US Congressman Gregory W. Meeks Demands Legal Justification For Strike on Alleged Drug Vessel in the Caribbean

NEW YORK, New York – United States Democratic Congressman, Gregory W. Meeks,  is demanding answers from the Trump administration for the legal justification following the US Armed Forces’ strike on an alleged drug vessel in the Caribbean Sea earlier this month.

meeksgeUnited States Democratic Congressman, Gregory W. Meeks“I am deeply concerned by the Trump administration’s shifting narratives, contradictory facts, and utter failure to provide a legal justification for this strike,” said Meeks, who represents New York’s 5th Congressional District in Queens.

The Ranking Member of the US House of Representatives’ Foreign Affairs Committee,  said it is “unacceptable” that, a week after the strike, members of the Foreign Affairs Committee have yet to be briefed by the administration on this use of force, despite the Committee’s clear jurisdiction.

Meeks, who formerly served as the chairman of the House Foreign Affairs Committee, said “we are a nation of laws, not of one man’s whims.

“Donald Trump does not have the authority to order strikes in international waters. Only Congress has the constitutional power to declare war or authorise military force. The administration must make its legal justification for these strikes clear, because this strike appears unlawful under both US and international law.”

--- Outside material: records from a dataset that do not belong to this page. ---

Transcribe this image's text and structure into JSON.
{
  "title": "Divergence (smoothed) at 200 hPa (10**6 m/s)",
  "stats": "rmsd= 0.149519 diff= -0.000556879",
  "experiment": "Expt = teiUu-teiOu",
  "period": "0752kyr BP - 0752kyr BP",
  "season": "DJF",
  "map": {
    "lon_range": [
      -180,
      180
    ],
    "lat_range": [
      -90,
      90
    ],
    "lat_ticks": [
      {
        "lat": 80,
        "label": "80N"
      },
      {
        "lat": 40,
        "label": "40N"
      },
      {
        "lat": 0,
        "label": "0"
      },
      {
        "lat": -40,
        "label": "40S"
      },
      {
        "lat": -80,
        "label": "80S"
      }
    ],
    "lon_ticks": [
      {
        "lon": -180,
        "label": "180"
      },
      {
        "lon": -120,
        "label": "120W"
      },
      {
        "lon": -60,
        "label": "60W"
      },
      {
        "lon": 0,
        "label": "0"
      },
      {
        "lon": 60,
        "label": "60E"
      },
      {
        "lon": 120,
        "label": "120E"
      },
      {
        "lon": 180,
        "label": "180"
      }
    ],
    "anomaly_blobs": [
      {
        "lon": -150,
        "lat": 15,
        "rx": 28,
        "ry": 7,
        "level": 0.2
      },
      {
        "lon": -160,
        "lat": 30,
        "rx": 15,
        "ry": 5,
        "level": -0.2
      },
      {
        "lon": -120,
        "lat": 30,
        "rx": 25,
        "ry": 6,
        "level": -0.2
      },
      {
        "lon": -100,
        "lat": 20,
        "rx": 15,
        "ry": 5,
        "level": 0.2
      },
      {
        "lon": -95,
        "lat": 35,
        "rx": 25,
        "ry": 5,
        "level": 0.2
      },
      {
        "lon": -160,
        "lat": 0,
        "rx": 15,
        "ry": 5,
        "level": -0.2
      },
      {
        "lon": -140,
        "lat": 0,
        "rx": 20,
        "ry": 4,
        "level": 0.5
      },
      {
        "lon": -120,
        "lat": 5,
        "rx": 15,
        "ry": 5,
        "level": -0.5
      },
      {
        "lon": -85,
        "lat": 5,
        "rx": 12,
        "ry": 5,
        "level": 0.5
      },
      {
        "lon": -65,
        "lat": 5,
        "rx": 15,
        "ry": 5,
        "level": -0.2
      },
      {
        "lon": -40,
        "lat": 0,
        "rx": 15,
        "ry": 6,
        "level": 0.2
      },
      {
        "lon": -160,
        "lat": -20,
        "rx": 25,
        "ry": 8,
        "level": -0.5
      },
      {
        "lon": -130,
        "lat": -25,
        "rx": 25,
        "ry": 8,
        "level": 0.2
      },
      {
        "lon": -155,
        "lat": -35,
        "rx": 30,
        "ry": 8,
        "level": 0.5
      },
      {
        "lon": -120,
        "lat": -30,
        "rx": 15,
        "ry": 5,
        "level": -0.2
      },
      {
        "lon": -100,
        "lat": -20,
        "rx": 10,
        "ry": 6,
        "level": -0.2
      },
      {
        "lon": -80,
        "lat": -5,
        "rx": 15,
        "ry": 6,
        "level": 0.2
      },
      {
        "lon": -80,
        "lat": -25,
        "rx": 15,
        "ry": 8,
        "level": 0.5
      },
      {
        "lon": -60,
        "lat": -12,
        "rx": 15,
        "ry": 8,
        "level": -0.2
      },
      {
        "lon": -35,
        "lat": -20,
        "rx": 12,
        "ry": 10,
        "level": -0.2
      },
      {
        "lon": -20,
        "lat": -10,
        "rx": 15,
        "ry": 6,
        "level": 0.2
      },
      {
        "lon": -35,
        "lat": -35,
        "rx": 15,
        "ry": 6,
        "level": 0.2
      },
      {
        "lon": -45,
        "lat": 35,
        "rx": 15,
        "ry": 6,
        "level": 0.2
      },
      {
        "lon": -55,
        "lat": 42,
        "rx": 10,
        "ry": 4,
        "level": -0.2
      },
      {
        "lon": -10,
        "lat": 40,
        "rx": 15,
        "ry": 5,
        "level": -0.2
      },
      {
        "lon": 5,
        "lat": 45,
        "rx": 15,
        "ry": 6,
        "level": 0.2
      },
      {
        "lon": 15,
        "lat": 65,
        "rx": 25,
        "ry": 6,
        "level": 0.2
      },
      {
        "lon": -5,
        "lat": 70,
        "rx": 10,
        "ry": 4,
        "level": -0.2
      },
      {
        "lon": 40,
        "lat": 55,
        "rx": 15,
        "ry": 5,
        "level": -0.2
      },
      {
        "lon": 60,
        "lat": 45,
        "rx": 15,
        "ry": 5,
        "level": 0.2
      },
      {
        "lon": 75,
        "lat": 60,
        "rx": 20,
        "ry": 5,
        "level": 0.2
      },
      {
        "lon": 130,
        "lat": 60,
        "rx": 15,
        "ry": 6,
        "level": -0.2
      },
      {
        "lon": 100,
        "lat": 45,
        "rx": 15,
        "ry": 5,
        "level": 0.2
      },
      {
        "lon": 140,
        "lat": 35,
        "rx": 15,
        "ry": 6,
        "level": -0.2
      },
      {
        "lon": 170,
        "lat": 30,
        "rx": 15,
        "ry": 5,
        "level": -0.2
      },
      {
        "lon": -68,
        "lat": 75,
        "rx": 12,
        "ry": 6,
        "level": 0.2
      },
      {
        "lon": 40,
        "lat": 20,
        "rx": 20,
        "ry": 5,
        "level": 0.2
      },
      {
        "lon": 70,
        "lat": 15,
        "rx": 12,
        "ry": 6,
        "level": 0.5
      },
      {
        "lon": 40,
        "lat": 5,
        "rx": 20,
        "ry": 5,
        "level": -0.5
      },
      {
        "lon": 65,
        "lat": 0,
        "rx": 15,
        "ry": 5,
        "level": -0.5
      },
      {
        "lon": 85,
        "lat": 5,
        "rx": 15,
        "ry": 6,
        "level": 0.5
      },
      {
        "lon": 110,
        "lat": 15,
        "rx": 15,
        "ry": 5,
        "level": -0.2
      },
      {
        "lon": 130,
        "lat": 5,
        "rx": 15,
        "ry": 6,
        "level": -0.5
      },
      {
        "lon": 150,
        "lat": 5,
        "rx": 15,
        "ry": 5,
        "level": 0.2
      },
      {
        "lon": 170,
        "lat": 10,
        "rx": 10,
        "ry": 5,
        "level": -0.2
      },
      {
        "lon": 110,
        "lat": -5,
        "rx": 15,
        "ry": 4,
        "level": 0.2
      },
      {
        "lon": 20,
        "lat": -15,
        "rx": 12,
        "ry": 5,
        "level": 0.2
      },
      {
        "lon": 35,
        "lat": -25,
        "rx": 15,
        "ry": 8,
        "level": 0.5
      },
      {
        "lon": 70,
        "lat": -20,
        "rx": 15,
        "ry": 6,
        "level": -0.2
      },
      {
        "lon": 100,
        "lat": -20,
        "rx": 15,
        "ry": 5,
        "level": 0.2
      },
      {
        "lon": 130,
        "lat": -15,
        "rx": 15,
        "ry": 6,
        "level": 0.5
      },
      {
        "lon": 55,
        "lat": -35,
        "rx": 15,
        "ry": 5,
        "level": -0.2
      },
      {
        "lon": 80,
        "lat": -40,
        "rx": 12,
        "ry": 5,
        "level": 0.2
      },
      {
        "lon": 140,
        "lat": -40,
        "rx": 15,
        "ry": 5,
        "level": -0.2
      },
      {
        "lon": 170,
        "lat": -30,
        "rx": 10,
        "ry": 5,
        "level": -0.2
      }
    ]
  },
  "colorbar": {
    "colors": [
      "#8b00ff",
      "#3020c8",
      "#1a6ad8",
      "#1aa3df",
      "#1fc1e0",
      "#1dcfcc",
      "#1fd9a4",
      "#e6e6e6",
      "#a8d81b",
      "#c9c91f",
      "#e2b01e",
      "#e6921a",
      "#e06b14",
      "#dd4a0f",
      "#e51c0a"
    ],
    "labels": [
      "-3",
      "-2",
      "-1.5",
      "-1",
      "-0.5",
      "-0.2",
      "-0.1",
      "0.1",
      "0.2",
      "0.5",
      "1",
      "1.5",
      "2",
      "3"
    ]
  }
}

Meeks said he also wants the Trump administration to provide Congress with the intelligence, including what immediate threat to the United States justified the extrajudicial killing of 11 individuals.

“Unjustified unilateral actions like this emulate the behaviour of authoritarian leaders, such as Maduro (the Venezuelan leader), rather than counter them,” he said.

“The Trump administration’s credibility is already in tatters, from deporting people to foreign gulags based on false claims and cherry-picking intelligence that suits its political agenda, to now contradicting itself about where the boat was heading when it was struck,” Meeks said, adding “the American people deserve the truth.

“With both the United States and Venezuela taking further escalatory steps, it is time for Congress to reassert its congressional authority over matters of war and peace,” Meeks said.

The US legislator said that Trump should not be allowed to “unilaterally drag us into a war that we have not authorised.”

Last week, Trinidad and Tobago’s Prime Minister Kamla Persad Bissessar praised the US military strike on an alleged drug-carrying vessel in the southern Caribbean, which the White House said had killed 11 “narco-terrorists” who were part of the Tren de Aragua Venezuelan gang.

She said she had  “no sympathy for traffickers” and that the US military should “kill them all violently.

Colombian President Gustavo Petro has called on the Trinidad and Tobago government to search for the remains of the 11 men even as police here are yet to identify the two bodies which washed ashore over the weekend.

Petro has since taken to his X account, referencing reports of fishermen’s fears in Trinidad and that it was “extremely important” that the government search for the remains of what he said were civilian dead.